Inflation means that the money you save now will be worth less in the future. When you’re a senior trying to get by on a fixed income, inflation is the biggest threat to your future security. If you’re nearing or already entering retirement, you might think that inflation isn’t a concern for you; but even 10 or 15 years of inflation could make a huge difference to your purchasing power. If you’re living on $35,000 a year now, for example, inflation means that you’ll need $47,037 to live according to the same standard 10 years from now.
How can you beat inflation? You’ll need to be aware of which necessities will probably cost the most in the future, so you can prepare for those expenditures. You can make investment decisions that will help you curb the effects of inflation on your retirement purchasing power. You should also do what you can to minimize expenses in retirement.
The True Cost of Inflation
The average rate of inflation is about 3.22 percent a year. That doesn’t sound like much, but it adds up, especially over 30 or 40 years. For example, even a lower-than-average 2.5 percent rate of inflation would mean that one dollar today will be worth just 48 cents in 30 years. If you’re retiring sooner than that, you still lose an uncomfortably large chunk of your dollar — it’ll be worth just 78 cents in 10 years, and that’s still counting on a lower-than-average inflation rate.

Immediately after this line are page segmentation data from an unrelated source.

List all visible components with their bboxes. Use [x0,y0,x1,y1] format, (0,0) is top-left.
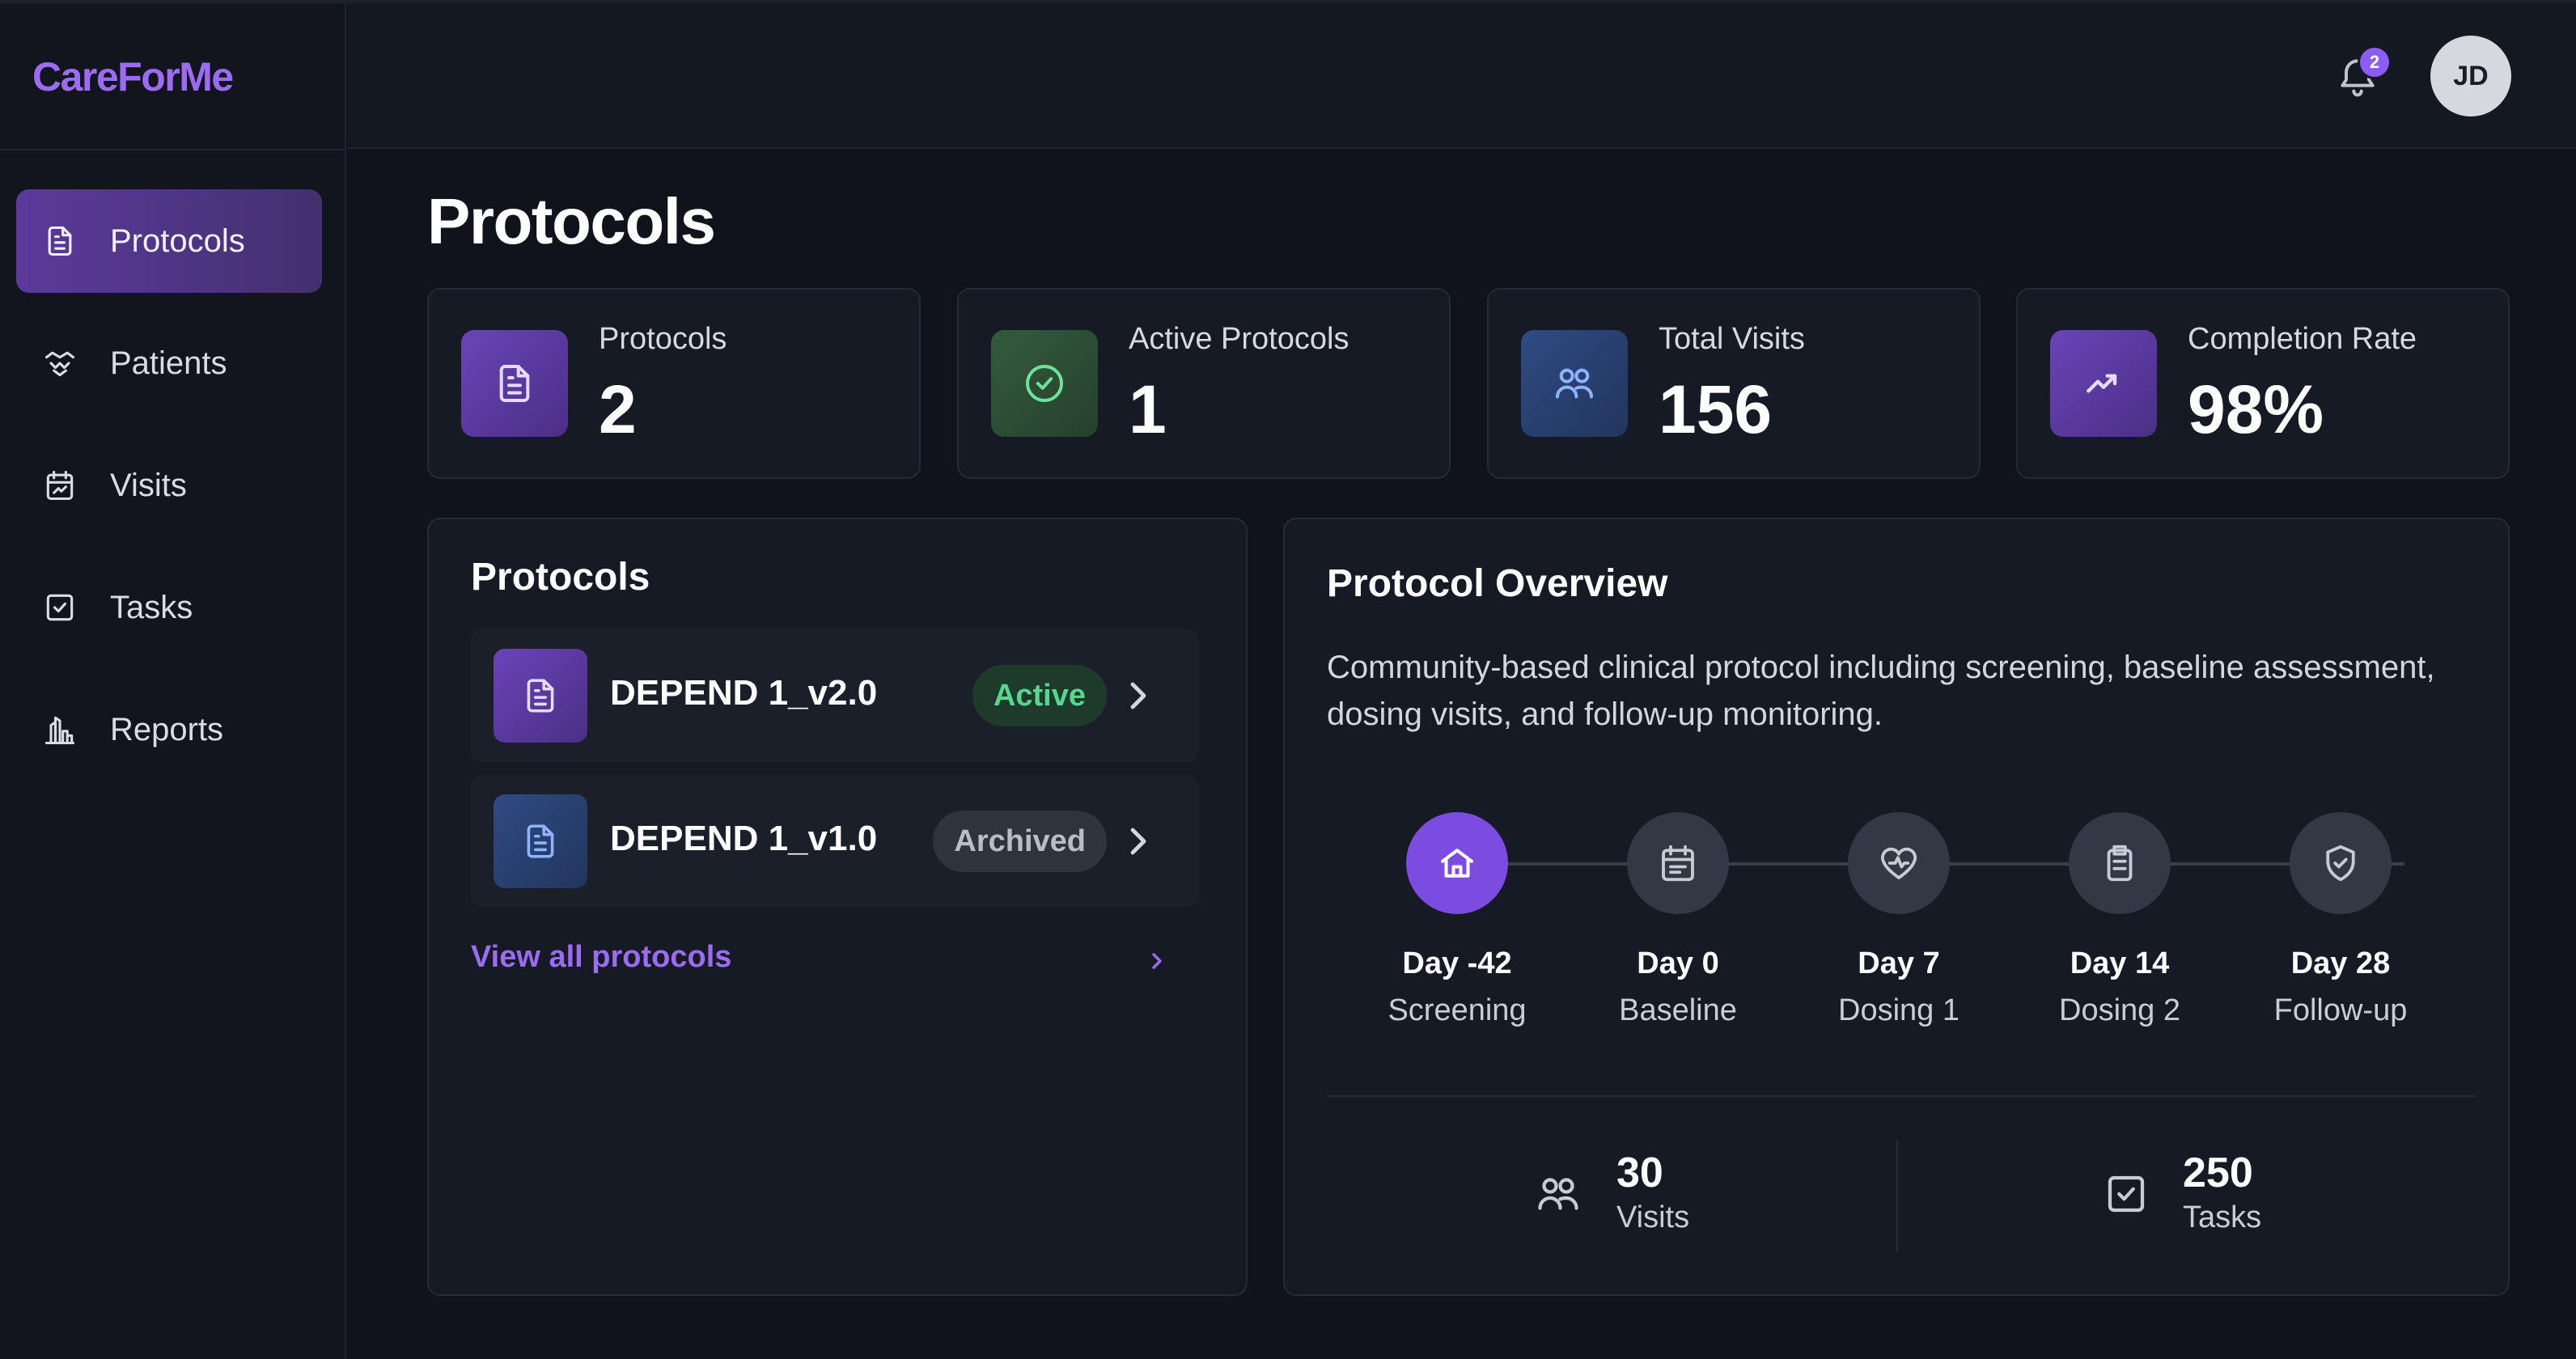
stat-value: 156 [1659,371,1773,447]
step-name: Dosing 2 [2059,993,2180,1027]
sidebar-item-tasks[interactable]: Tasks [16,556,322,659]
step-day: Day 28 [2290,946,2391,980]
checkbox-icon [2108,1175,2145,1213]
view-all-protocols-link[interactable]: View all protocols [471,940,731,975]
chevron-right-icon [1130,682,1146,709]
stat-value: 98% [2188,371,2324,447]
stat-card-total-visits: Total Visits 156 [1487,288,1981,479]
building-chart-icon [44,716,75,745]
sidebar-item-visits[interactable]: Visits [16,434,322,537]
notification-badge: 2 [2358,45,2392,79]
overview-description: Community-based clinical protocol includ… [1327,650,2435,732]
step-name: Screening [1388,993,1527,1027]
step-day: Day 7 [1858,946,1940,980]
checkbox-icon [46,594,74,621]
summary-visits-value: 30 [1616,1149,1663,1196]
chevron-right-icon [1130,828,1146,855]
timeline-step-follow-up[interactable] [2290,812,2392,914]
heart-pulse-icon [1880,847,1917,879]
stat-label: Protocols [599,322,727,356]
stat-label: Completion Rate [2188,322,2417,356]
stat-value: 1 [1129,371,1167,447]
overview-divider [1327,1095,2476,1097]
timeline-step-dosing-1[interactable] [1848,812,1950,914]
stat-card-completion-rate: Completion Rate 98% [2016,288,2510,479]
summary-visits-label: Visits [1616,1200,1690,1234]
trending-up-icon [2087,374,2117,393]
status-badge: Archived [933,811,1107,872]
stat-label: Active Protocols [1129,322,1349,356]
chevron-right-icon[interactable] [1144,948,1170,974]
calendar-icon [46,470,74,501]
timeline-step-baseline[interactable] [1627,812,1729,914]
stat-icon-box [991,330,1098,437]
protocol-icon-box [494,649,587,743]
sidebar-item-protocols[interactable]: Protocols [16,189,322,293]
protocol-name: DEPEND 1_v2.0 [610,673,878,713]
check-circle-icon [1026,365,1063,402]
sidebar-item-label: Visits [110,467,187,503]
step-name: Follow-up [2273,993,2408,1027]
protocol-row-v2[interactable]: DEPEND 1_v2.0 Active [471,629,1199,762]
summary-tasks-label: Tasks [2183,1200,2262,1234]
protocol-icon-box [494,794,587,888]
stat-icon-box [461,330,568,437]
protocols-panel: Protocols DEPEND 1_v2.0 Active DEPEND 1_… [427,518,1248,1296]
step-day: Day 0 [1637,946,1719,980]
step-day: Day -42 [1402,946,1512,980]
document-icon [527,679,554,713]
stat-card-protocols: Protocols 2 [427,288,921,479]
users-icon [1538,1178,1578,1210]
protocol-overview-panel: Protocol Overview Community-based clinic… [1283,518,2510,1296]
stat-label: Total Visits [1659,322,1805,356]
sidebar-item-label: Reports [110,711,224,747]
step-day: Day 14 [2070,946,2170,980]
sidebar: CareForMe Protocols Patients Visits Task… [0,3,346,1359]
step-name: Dosing 1 [1838,993,1960,1027]
summary-divider [1896,1139,1898,1252]
document-icon [48,226,72,256]
summary-tasks-value: 250 [2183,1149,2253,1196]
sidebar-item-label: Patients [110,345,227,381]
sidebar-item-label: Protocols [110,222,245,259]
protocol-row-v1[interactable]: DEPEND 1_v1.0 Archived [471,775,1199,908]
calendar-icon [1662,845,1694,882]
timeline-step-dosing-2[interactable] [2069,812,2171,914]
panel-title: Protocol Overview [1327,562,1668,605]
home-icon [1440,849,1474,878]
stat-value: 2 [599,371,637,447]
stat-card-active-protocols: Active Protocols 1 [957,288,1451,479]
top-bar [348,3,2576,149]
users-icon [1556,368,1593,399]
panel-title: Protocols [471,556,650,599]
step-name: Baseline [1619,993,1737,1027]
people-handshake-icon [44,351,75,377]
stat-icon-box [2050,330,2157,437]
document-icon [527,824,554,858]
shield-check-icon [2326,845,2355,882]
status-badge: Active [972,665,1107,726]
avatar[interactable]: JD [2430,36,2511,116]
app-logo[interactable]: CareForMe [32,53,234,100]
sidebar-item-patients[interactable]: Patients [16,311,322,415]
page-title: Protocols [427,185,716,257]
protocol-name: DEPEND 1_v1.0 [610,819,878,858]
timeline-step-screening[interactable] [1406,812,1508,914]
sidebar-item-reports[interactable]: Reports [16,678,322,781]
clipboard-icon [2107,845,2133,882]
sidebar-item-label: Tasks [110,589,193,625]
document-icon [499,365,530,402]
sidebar-divider [0,149,346,150]
stat-icon-box [1521,330,1628,437]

As discussed above, the average rate of inflation means that if you retire at age 65 in 10 years, you’d need more than $47,000 to maintain what is today a $35,000-a-year lifestyle. But those numbers keep going up each year, because inflation doesn’t stop when you enter retirement. By the time you’ve been retired for 20 years, you’re going to need $63,214 to live that same modest $35,000-a-year lifestyle; if you lived to be 99 years old, you’d need $95,617 to maintain your lifestyle.
Beat Inflation with Wise Investing
You should invest in the stock market to help your retirement funds continue to grow at a pace that outstrips inflation. Stocks are the only investment vehicle that has consistently outpaced inflation over the years. However, you don’t want to put all of your money in stocks; you want to invest 30 to 40 percent of it in less risky securities like bonds.
Inflation-protected securities or IPSs can help protect your money from inflation while at the same time giving you a hedge against market volatility. Treasury inflation-protected securities or TIPS are one such security; they’re backed by the U.S. government so they carry little risk. The semi-annual inflation adjustments you’ll receive on these securities are considered taxable income, but you can avoid paying this tax on money that you don’t even have yet by holding the TIPs in a tax-deferred account or buying a TIPs mutual fund. You may also want to consider investing in some other IPSs, like inflation-protected savings bonds or inflation-linked CDs.
Another way you can protect your retirement fund from the effects of inflation is to put your money into a Roth IRA. You’ll have to pay taxes on the money up front, but you’ll get it back tax-free in retirement. Many investors choose a Roth IRA because they expect to be in a higher tax bracket once they retire, but it also protects you against the possibility of future hikes in income taxes and gives you one less expense to worry about later on.
Work With Inflation by Cutting Expenses
Since your money will be worth less in the future, you may want to simply consider spending less of it. While you’ll want to make sure that you have enough money to be comfortable, there may be some ways you can cut your living expenses without sacrificing your quality of life. Try to be debt-free in retirement; if you don’t have a credit card bill, car payment or mortgage to worry about, your money will go a lot further.
You may also want to simplify your life. Move to a smaller house or a cheaper part of the country. Cancel the landline phone and just use your cell phone. Keep your old phone instead of upgrading to a smartphone. Get a Netflix subscription instead of cable. If you haven’t retired yet, experiment with simplifying and reducing expenses to reach a minimum figure on which you can comfortably live without feeling deprived.
Inflation eats away at everyone’s purchasing power as the years roll by — it’s the reason why simply sticking your money in a savings account won’t be enough to get you through your retirement comfortably. If you make the right financial decisions, however, you can beat inflation and live comfortably in retirement on the money you’ve been saving all your life.